Face of Saint
Oil on canvas, 74 x 53 cm
With frame 82 x 72 cm
The present Head of Saint enclosed in a spectacular frame can be attributed to the painter Francesco Fracanzano (Monopoli, 9 July 1612 - Naples, 1656). Born in Puglia, he arrived in Naples as early as 1622, where, like his brother Cesare, he worked from about 1630 initially in the workshop of the painter Jusepe de Ribera; De Dominici mentions the activity of Fracanzano in the workshop of Ribera stating that: "the master very much used it in the many requests of his paintings... half figures of saints and philosophers". In 1632 he married the sister of Salvator Rosa and became her teacher.
Fracanzano participated in the revolt of Masaniello of the poor population of Naples in 1647 against the increase in Spanish taxes, after whose repression was avoided only by influential friends.

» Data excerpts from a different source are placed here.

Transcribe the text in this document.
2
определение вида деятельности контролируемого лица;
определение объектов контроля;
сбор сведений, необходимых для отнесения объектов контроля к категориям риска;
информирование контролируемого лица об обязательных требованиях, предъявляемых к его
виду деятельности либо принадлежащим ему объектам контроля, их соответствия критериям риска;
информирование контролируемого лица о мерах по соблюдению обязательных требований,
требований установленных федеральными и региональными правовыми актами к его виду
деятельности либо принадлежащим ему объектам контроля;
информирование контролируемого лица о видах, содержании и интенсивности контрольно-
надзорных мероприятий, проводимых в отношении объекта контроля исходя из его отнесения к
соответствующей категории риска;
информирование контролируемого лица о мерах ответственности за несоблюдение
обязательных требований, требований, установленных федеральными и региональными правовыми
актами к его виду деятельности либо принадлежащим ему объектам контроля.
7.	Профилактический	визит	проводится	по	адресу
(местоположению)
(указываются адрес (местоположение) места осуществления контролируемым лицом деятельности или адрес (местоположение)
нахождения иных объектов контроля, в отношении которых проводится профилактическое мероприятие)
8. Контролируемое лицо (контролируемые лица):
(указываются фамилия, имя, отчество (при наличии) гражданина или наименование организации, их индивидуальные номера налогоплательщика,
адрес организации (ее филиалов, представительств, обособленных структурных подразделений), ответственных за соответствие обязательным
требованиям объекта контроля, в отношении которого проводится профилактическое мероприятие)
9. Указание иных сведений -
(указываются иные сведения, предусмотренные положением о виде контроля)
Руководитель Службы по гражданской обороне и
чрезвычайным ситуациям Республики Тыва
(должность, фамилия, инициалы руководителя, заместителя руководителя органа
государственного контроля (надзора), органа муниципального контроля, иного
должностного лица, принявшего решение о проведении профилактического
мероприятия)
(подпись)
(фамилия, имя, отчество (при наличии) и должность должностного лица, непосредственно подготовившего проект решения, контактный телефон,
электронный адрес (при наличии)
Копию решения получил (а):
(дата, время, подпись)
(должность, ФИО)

He died in 1656 during a plague epidemic
Among his first commissions there are the Scenes of the life of San Gregorio Armeno in the chapel of S. Gregorio Armeno in the homonymous Neapolitan church. To the initial production of Fracanzano should be ascribed, for homogeneity of compositional characters and for a substantial adherence to the "tremendous mixture" of currant matrix, the Man who reads the Provincial Museum of Lecce, Jesus among the doctors of the picture of Jesus New, The return of the prodigal son, Lot and the daughters of the cathedral of Monopoli, some of the Apostles, kept at the convent of St. Pasquale in Taranto, and the so-called Portrait of Ludovico Carducci Artemisio. Among his most famous paintings there are the Baccanale of the Fogg Art Museum of Cambridge and the Triumph of Bacchus of the National Museum of Capodimonte, in which the body of the material underlined by the vigorous luministic effect is accompanied by a brighter color, sustained by the characteristic redness of the faces. The representation of half figures of saints and philosophers, investigated with raw realism, according to a fashion born in the workshop of Ribera in Naples and then established in the province thanks to his disciples is resumed, as in the following case, Francesco Fracanzano who is among the most convinced followers of the valencian. Working with Ribera he received the same predilection for the body of the pictorial material and often proposed the subjects most requested by the client: studies of heads and half figures of philosophers and prophets on a dark background. They are often powerful characters dressed in rudimentary clothes, with irrelevant iconographic attributes that only with the help of imagination sometimes allow their identification.
A reference can be seen with the canvases of the Museum of Capodimonte depicting San Pietro and San Gerolamo but also the Man with cartouche of the Fondazione de Vito and San Pietro di Caserta.